Uzun ve zorlu bir süreci hep birlikte geride bıraktıklarını belirten TİSK Başkanı Özgür Burak Akyol da şunları söyledi:
“Uzun ve zorlu bir süreci hep birlikte geride bırakıyoruz. Biz her platformda ifade ettiğimiz gibi Türkiye İşverenleri Sendikası Konfederasyonun bu süreçte esasında 3 tane önceliği vardı. Birincisi ülkemizin sürdürülebilir refahı oldu. İkincisi çalışanlarımızın enflasyon karşısında korunması oldu. Üçüncüsü de işletmelerimizi, üreticilerimizi ayakta tutarak üretim ve istihdamının sağlanması oldu. Dengeli ve sosyal tarafların hepsini sağlayacak bir asgari ücretin önemi her platformda aktarıyoruz. Biz bu süreçte pozitif mesajlar ve ülkemizin çalışma hayatına pozitif bir enerji vermeye de gayret ettik. Devlet-işçi-işveren ayrımına da karşı olduğumuzu ben her fırsatta ifade ediyorum. Devlet bizim devletimiz, işçi bizim işçimiz, işveren bizim işverenimiz. Aslında burada bir aile felsefesi var. Bazen bütün konularda anlaşıyoruz bazen de aile bireyleri arasında anlaşmazlıklar da olabiliyor. Ama biz günün sonunda esas olanın kalpten birlik ve beraberlik olduğuna inanıyoruz.
“Asgari ücret bir taban ücrettir makul olması gerekir”
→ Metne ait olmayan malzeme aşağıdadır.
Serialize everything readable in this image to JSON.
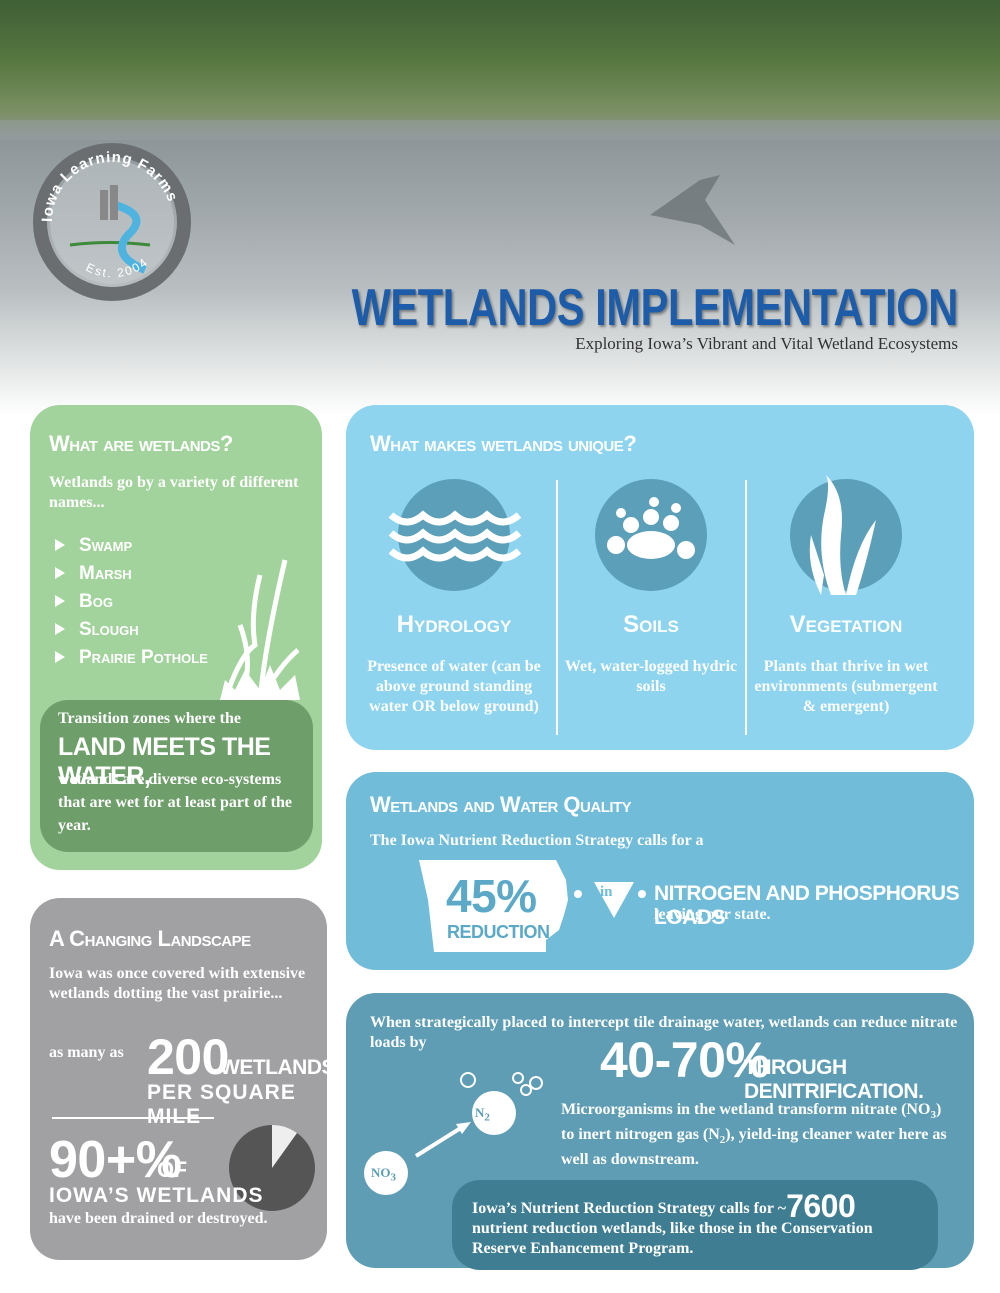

Bugün işçi tarafıyla bazı görüş ayrılıkları olmuş olabilir ama yarın başka konularda yine mutabakatlar sağlayacağız. Bu masadan kalkacağız ama çalışma hayatının yeni noktaları için başka masalara yine oturacağız. Oralarda da anlaşmalar sağlayacağız. Kamuoyundan ben bu süreci sağ duyuyla değerlendirmesini istirham ediyorum. Kutuplaştırmak, ayrıştırmak bu aileye yakışmaz diye düşünüyoruz. Bugün açıklanan bu ücreti doğal olarak düşük bulanlar, yüksek bulanlar olacaktır. Dengeli ve makul bulanlar olacaktır. Ama her zaman ifade ettiğimiz gibi asgari ücret bir taban ücrettir. Makul olması gerekir. Hedefimiz hep beraber ortalama ücrettin arttırılması olmalıdır. Bu nedenle belirlenen bu rakamın üzerine çıkabilecek olan işletmelerimizin de ilave adımları atması çağrısında da her zaman bulunuyoruz. Odağımızı enflasyonla mücadeleye, önce alım gücünün korunmasına ve artmasına, vergi istihdam gibi çalışma hayatının diğer konularına bundan sonra ayıracağız.”
Bilgin: “Yeni bir ücret skalasına ulaştıracaktır”
Asgari ücretin Türkiye’de çalışanların yaklaşık yüzde 37’sini ilgilendirdiğini söyleyen Çalışma ve Sosyal Güvenlik Bakanı Vedat Bilgin de “Asgari ücret Türkiye’de çalışanların yaklaşık yüzde 37’sini ilgilendiren bir ücret. Fakat bununla sınırlı kalmıyor. Bütün ücret yapılarını düzenliyor. Asgari ücret üzerindekiler kademe kademe asgari ücretten sonra yeniden ücretlerin ayarlandığı bir sürece giriyorlar. Bu demektir ki sizin açıkladığınız bu rakam bütün çalışanları sadece asgari ücretli çalışanları değil, onun üzerinde çalışanların da, emekçilerin de refahtan pay alacakları yeni bir ücret skalasına ulaştıracaktır. Bu Türkiye’nin büyümesine, büyürken emekçilerini düşünen bir sosyal devlet anlayışına yakışan bir tutumdur. Bu yaklaşım Türkiye’nin ekonomik kalkınmasını, toplumun bütünleşerek, emekçileriyle, işverenleriyle üretim sürecine daha verimli bir şekilde katılmalarını sağlayacaktır. Sürece katılan işverenler ve işçi temsileri bugün burada olmasalar da bu rakamın müzakereler sürecinde oluşmasına katkı sağlamışlardır. Bunun için TÜRK-İŞ temsilcilerine de TİSK temsilcilerine de buradan teşekkür ediyorum” dedi.